Thursday, September 15, 2011

0050 – Castelo Velho walled enclosure: a milestone.

Location: Vila Nova de Foz Côa municipality, Guarda district, North Portugal)
Chronology: Chalcolithic
Bibliographic references: Jorge, 1993; 1998; 2002a; 2002b; 2003.



Castelo Velho de Freixo de Romão. Image taken from here.

This walled enclosure, located in a hill top, was used as an instrument for a theoretical drift and for one of the first attempts (if not the first) to introduce a post processual approach in Portuguese Recent Prehistory and in the problematic of enclosures.

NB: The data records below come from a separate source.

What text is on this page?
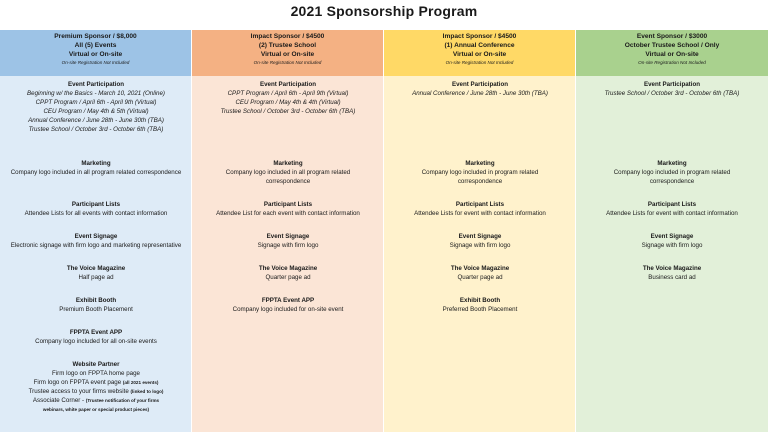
2021 Sponsorship Program
Premium Sponsor / $8,000
All (5) Events
Virtual or On-site
On-site Registration Not Included
Event Participation
Beginning w/ the Basics - March 10, 2021 (Online)
CPPT Program / April 6th - April 9th (Virtual)
CEU Program / May 4th & 5th (Virtual)
Annual Conference / June 28th - June 30th (TBA)
Trustee School / October 3rd - October 6th (TBA)
Marketing
Company logo included in all program related correspondence
Participant Lists
Attendee Lists for all events with contact information
Event Signage
Electronic signage with firm logo and marketing representative
The Voice Magazine
Half page ad
Exhibit Booth
Premium Booth Placement
FPPTA Event APP
Company logo included for all on-site events
Website Partner
Firm logo on FPPTA home page
Firm logo on FPPTA event page (all 2021 events)
Trustee access to your firms website (linked to logo)
Associate Corner - (Trustee notification of your firms
webinars, white paper or special product pieces)
Impact Sponsor / $4500
(2) Trustee School
Virtual or On-site
On-site Registration Not Included
Event Participation
CPPT Program / April 6th - April 9th (Virtual)
CEU Program / May 4th & 4th (Virtual)
Trustee School / October 3rd - October 6th (TBA)
Marketing
Company logo included in all program related
correspondence
Participant Lists
Attendee List for each event with contact information
Event Signage
Signage with firm logo
The Voice Magazine
Quarter page ad
FPPTA Event APP
Company logo included for on-site event
Impact Sponsor / $4500
(1) Annual Conference
Virtual or On-site
On-site Registration Not Included
Event Participation
Annual Conference / June 28th - June 30th (TBA)
Marketing
Company logo included in program related
correspondence
Participant Lists
Attendee Lists for event with contact information
Event Signage
Signage with firm logo
The Voice Magazine
Quarter page ad
Exhibit Booth
Preferred Booth Placement
Event Sponsor / $3000
October Trustee School / Only
Virtual or On-site
On-site Registration Not Included
Event Participation
Trustee School / October 3rd - October 6th (TBA)
Marketing
Company logo included in program related
correspondence
Participant Lists
Attendee Lists for event with contact information
Event Signage
Signage with firm logo
The Voice Magazine
Business card ad
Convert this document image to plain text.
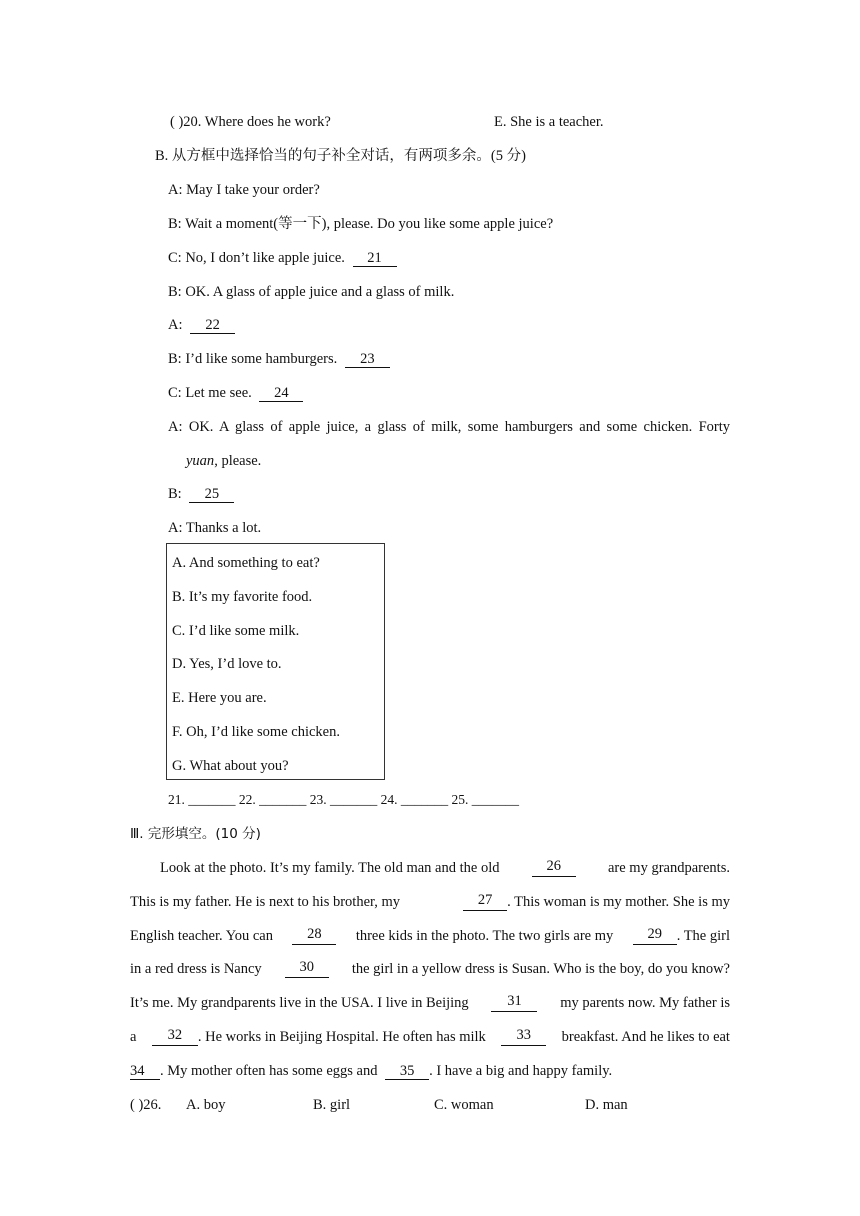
( )20. Where does he work?	E. She is a teacher.
B. 从方框中选择恰当的句子补全对话，有两项多余。(5 分)
A: May I take your order?
B: Wait a moment(等一下), please. Do you like some apple juice?
C: No, I don’t like apple juice. 21
B: OK. A glass of apple juice and a glass of milk.
A: 22
B: I’d like some hamburgers. 23
C: Let me see. 24
A: OK. A glass of apple juice, a glass of milk, some hamburgers and some chicken. Forty
yuan, please.
B: 25
A: Thanks a lot.
A. And something to eat?
B. It’s my favorite food.
C. I’d like some milk.
D. Yes, I’d love to.
E. Here you are.
F. Oh, I’d like some chicken.
G. What about you?
21. _______ 22. _______ 23. _______ 24. _______ 25. _______
Ⅲ. 完形填空。(10 分)
Look at the photo. It’s my family. The old man and the old	26	are my grandparents.
This is my father. He is next to his brother, my	27	. This woman is my mother. She is my
English teacher. You can	28	three kids in the photo. The two girls are my	29	. The girl
in a red dress is Nancy	30	the girl in a yellow dress is Susan. Who is the boy, do you know?
It’s me. My grandparents live in the USA. I live in Beijing	31	my parents now. My father is
a	32	. He works in Beijing Hospital. He often has milk	33	breakfast. And he likes to eat
34 . My mother often has some eggs and 35 . I have a big and happy family.
( )26. A. boy	B. girl	C. woman	D. man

As the author puts it: “At first was interpreted along classic lines, as a fortified settlement (...).” (Jorge, 2002a, quoting Jorge, 1993). The next years would be of reinterpretation, questioning the traditional notion of fortified settlement and creating the notion of monuments for these kind of sites. Discussing the arguments, the empirical evidence, the theoretical coherence and fragilities of the framework or the academic contextual environment of this change, all of this would be too much for just a post in a blog. I will be doing it in future posts, as time goes by.

And analyse the consequences of this drift to the disciplinary debate would be no lesser problem. It would be so, if a natural debate happened. But in general, everyone fortified in their one theoretical frameworks (inclusive the newcomers); debate was avoided and substituted by sarcastic comments or back stage gossip; students were (and still are) formatted in the axioms of each “school” and invited to avoided heretical thoughts or practices.

In fact, if the new approach to enclosures, through a clear Anglo Saxon influence, tend to present them as places of social aggregation and identity management, as places intended to bring people together for social interaction, what happen in their contexts of research was a “theoretical fortification” of the different research schools. They enclosed themselves as “real” fortified settlements”, with purpose of defence and control (of their territory and respective inhabitants).

But as I recently put it, “Walls are built and walls fall down. For long, the approach to South Portugal Recent Prehistory was enclosed and protected from “wicked” European influences by high walls of strict empiricism or theoretical radicalism. Those walls stand, but they no longer enclose.”

As some other walled enclosures in the seventies and eighties, used to question cultural and diffusionists explanations in the light of functionalism and historical materialism, Castelo Velho was another milestone in the research of Portuguese enclosures. Not without “sin”, of course, for scientific practices are made by humans living in “sinful” human social contexts (and not by gods in Olympic laboratories).